As I was growing up, I struggled with socializing. I didn’t begin talking until I was four years old. It was difficult for me to make friends in school.

I didn’t like making eye contact with anyone. I was extremely sensitive to certain sounds, tastes, and smells. I had a habit of fiddling around with my fingers or hands randomly. I had limited interests.

I was bullied in elementary and middle school. I would get called disparaging names and would have humiliating things done to me. This made me not want to go to school at all.

I cried whenever I had to go because I would get harassed and belittled. Administrators just did the same thing they always did, fill out paperwork to put in my file and leave me subjected to harassment.

At home was no different. My family members couldn’t understand what I was dealing with in school. Because of this, I was not entitled to have any feelings around them.

I would just get shunned and ridiculed, which made me feel worse about myself. As I got older, I found that all these feelings I would keep bottled up only did me more harm than good.

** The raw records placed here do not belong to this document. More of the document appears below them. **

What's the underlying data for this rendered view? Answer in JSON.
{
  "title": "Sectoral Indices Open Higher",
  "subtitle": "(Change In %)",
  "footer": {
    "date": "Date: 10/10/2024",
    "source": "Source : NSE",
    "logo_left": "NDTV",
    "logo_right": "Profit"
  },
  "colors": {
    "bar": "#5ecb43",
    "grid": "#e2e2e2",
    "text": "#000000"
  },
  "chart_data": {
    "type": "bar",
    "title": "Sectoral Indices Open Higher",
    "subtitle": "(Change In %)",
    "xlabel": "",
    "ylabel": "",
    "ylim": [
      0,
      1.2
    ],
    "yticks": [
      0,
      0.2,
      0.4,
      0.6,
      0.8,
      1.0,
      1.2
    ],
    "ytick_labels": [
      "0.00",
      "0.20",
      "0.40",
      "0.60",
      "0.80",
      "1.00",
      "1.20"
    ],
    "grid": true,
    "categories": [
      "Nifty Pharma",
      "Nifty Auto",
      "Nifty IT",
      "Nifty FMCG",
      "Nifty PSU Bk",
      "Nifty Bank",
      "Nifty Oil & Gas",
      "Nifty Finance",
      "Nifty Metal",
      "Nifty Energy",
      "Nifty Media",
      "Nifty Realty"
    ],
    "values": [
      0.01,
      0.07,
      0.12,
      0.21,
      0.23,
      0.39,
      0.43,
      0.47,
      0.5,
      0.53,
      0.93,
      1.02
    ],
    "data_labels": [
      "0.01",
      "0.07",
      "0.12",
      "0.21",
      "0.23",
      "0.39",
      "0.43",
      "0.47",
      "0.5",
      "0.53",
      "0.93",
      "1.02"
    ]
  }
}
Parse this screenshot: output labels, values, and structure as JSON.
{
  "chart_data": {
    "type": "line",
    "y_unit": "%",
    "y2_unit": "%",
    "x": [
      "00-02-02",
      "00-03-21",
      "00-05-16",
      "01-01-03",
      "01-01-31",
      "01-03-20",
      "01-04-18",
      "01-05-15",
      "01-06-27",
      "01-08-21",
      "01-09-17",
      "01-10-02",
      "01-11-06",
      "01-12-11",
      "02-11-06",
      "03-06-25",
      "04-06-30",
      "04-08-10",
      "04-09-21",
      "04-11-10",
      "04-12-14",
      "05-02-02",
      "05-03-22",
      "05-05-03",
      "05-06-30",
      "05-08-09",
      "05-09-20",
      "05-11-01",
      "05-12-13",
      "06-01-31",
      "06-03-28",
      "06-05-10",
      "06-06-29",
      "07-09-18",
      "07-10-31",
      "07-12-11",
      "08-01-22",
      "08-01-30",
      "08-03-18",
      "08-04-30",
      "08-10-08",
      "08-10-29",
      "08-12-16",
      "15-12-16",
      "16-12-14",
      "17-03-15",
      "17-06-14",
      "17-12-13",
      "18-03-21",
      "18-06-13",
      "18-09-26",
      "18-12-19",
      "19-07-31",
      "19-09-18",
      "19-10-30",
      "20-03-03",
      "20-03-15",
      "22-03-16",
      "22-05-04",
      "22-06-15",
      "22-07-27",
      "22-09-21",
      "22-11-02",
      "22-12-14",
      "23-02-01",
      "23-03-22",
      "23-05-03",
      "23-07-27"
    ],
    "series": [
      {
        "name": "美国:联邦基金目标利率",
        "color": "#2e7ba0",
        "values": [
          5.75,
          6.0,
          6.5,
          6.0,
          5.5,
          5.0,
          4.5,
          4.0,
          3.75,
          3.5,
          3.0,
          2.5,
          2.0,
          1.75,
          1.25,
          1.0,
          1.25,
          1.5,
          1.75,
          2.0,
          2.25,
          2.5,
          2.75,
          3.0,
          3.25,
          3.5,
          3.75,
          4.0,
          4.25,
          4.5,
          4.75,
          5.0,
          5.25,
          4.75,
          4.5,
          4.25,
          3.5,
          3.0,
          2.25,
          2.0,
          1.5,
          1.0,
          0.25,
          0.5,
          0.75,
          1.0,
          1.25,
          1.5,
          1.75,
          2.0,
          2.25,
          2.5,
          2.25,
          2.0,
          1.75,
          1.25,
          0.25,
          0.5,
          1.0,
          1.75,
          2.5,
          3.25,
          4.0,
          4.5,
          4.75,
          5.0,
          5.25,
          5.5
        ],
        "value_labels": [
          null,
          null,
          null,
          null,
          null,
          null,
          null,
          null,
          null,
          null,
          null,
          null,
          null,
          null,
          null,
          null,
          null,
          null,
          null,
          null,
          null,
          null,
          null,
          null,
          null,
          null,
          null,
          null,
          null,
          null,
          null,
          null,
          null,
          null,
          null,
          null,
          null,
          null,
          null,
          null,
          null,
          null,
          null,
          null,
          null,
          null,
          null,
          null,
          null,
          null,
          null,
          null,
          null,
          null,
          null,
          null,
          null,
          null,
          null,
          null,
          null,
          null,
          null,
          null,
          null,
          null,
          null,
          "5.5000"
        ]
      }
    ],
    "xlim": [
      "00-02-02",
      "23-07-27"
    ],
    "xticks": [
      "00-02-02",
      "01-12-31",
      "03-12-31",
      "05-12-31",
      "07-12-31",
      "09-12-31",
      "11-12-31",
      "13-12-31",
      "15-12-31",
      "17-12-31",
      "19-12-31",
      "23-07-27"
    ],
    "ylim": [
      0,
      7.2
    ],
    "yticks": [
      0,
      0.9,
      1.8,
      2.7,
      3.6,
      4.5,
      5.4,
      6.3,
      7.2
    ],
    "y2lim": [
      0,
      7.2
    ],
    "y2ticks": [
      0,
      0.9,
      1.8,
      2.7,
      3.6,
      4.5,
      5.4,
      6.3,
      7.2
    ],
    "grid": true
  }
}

I began to act out in school and at home. I would ultimately experience PTSD because of the things that I was seeing around me, along with what I was experiencing at school, my neighborhood, and my household. Asperger’s didn’t help the situation.

However, there was a calling. Writing was it.

Khali Raymond in the middle of a crosswalk in a city

I’ve been reading ever since I was two years old. Once I began attending school, I found myself writing those words that I once read for the first time. There was just something about storytelling which had me coming back every single time.

Could it have been the sheer amounts of freedom that allowed me to craft any narrative that I wanted? Was it the worlds I was capable of creating? Was I a kid of much words? Verbally, no. However, once a pen was placed into my hands – I found that I was able to blow away people with my knowledge and my honesty in my writing.

When I was going through heartbreak, struggle, and adversity, I would always retreat to my journal. I’d jot down how I was feeling. My journal was the only place that I couldn’t be ostracized in. When I entered the eighth grade in 2012, I took on something that no one has ever taken on before.

I would begin work on the book that started my writing career. The Ballad of Sidney Hill was born. It took me two years to write the book. I self-published it on October 26, 2014 – a month after I entered the tenth grade. Fast forward four and a half years later, I have 127 books published. I have had my work featured by countless publications, such as the Obama Foundation and Prudential.

I am a performance poet. I will be graduating with my Associate’s Degree from Berkeley College next semester in the spring.

If there’s anything I’ve learned from having Asperger’s – that’s to never give up on my goals. Never allow this world to dim my light. Always have the power to bounce back!